Recent studies have shown, for example, that drugs commonly used to treat and suppress herpes can reduce transmission by half. And for HIV-positive individuals who—thanks to antiretroviral drugs and other high-quality treatment and care—have no detectable viral loads, the risk of infecting a partner may be extremely low.
One approach to treating STIs that has generated considerable interest in recent years is known as expedited partner therapy, in which a health care provider will make antibiotics available to their patient’s partner without an actual diagnosis for that individual. This tactic works best with infections like chlamydia and gonorrhea, where effective single-dose therapies are available to minimize the chance of improper or incomplete treatment and in situations where it is difficult to convince the partner to come in for testing.
“Expedited partner therapy is a crucial innovation. It not only benefits the partner, but also prevents reinfection of the original patient by their partner. It’s another approach where treatment also works as prevention,” says Sonfield. “Expedited partner therapy enjoys broad support among public health and medical experts, including the Centers for Disease Control and Prevention. Right now, Illinois is poised to become the 10th state since 2006 to address questions about the therapy’s legality and officially add it to clinicians’ toolbox for fighting STIs.”
Another challenge to STI prevention is that sexual activity typically occurs within a relatively closed network, where even a small number of people with several concurrent partners can have profound ripple effects. In response, public health officials have launched community-based efforts to identify the people who are “hubs” of such networks to help educate them about their STI status and the risks their behavior poses for others, and to cure or suppress the infection.

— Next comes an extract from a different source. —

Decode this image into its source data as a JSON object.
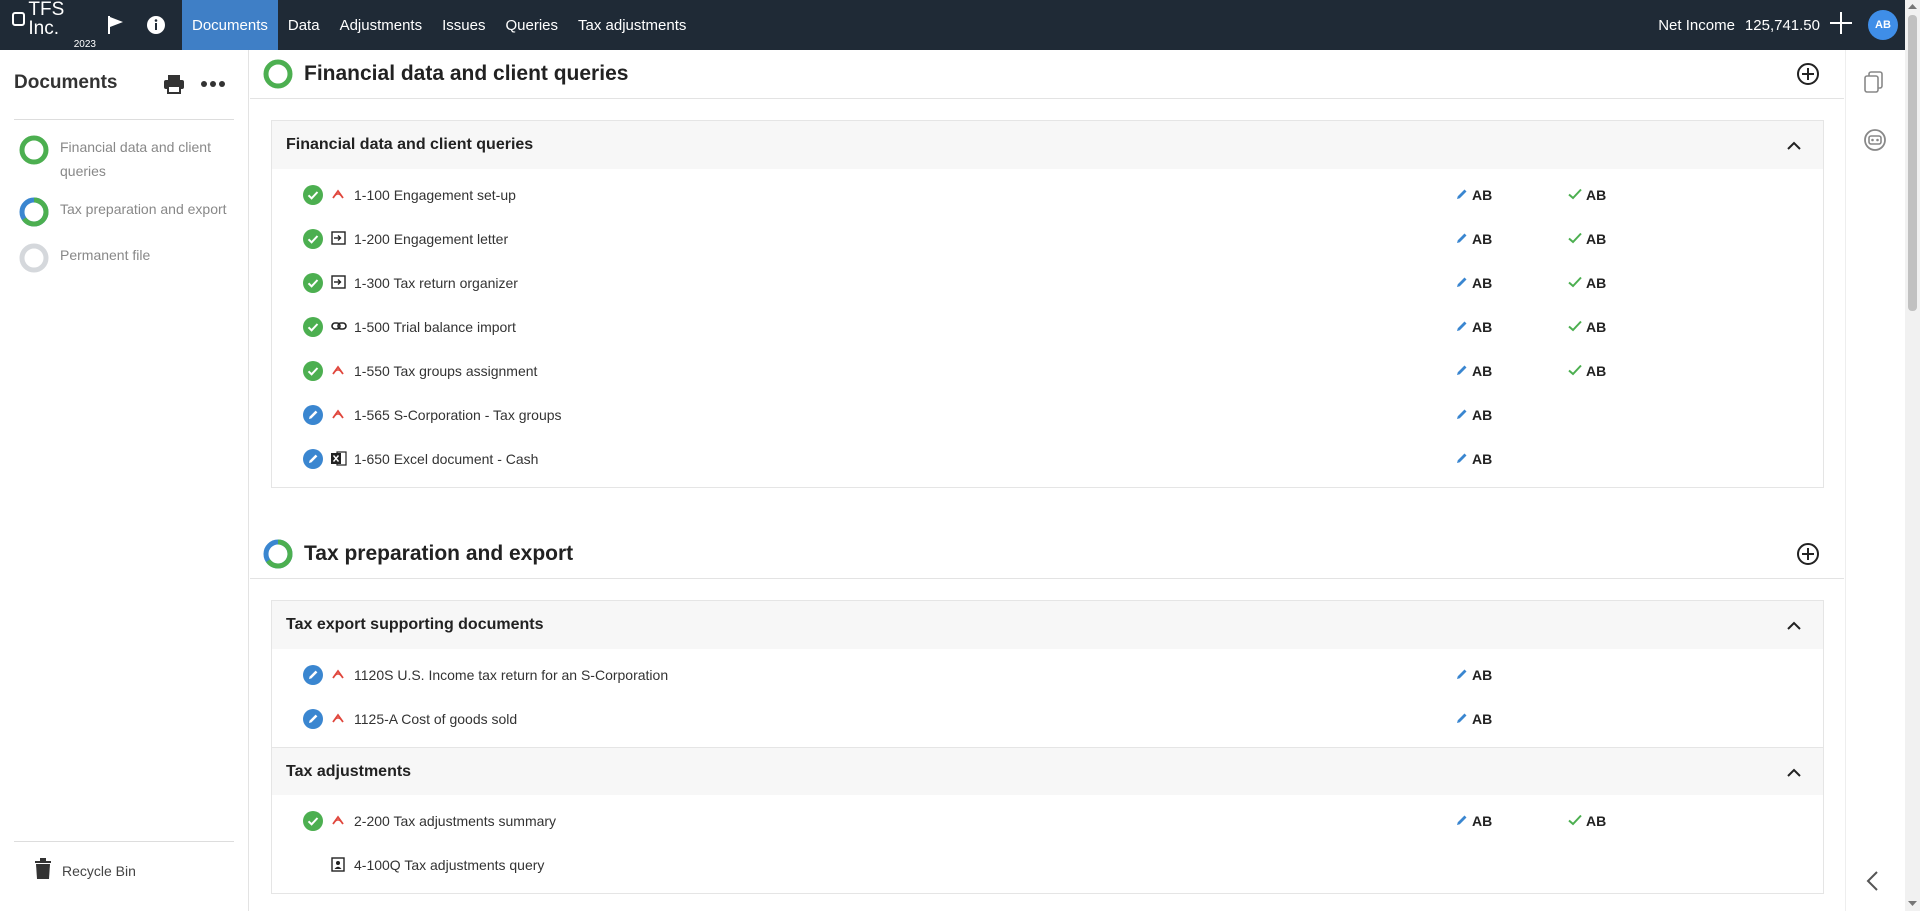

“It’s clear no one tactic is the silver bullet in stemming the spread of sexually transmitted infections,” says Sonfield. “Chronically underfunded public health budgets will need to be increased substantially. And it will take a combination of interventions, including comprehensive sex education, partner services and community-based efforts to promote testing and treatment. These steps must be accompanied by efforts to address broad underlying problems in the community, such as a lack of access to health care.”
“It remains to be seen whether a solution, in the form of national health care reform, will fare better in Congress than funding for combating sexually transmitted infections has in the past,” says Sonfield.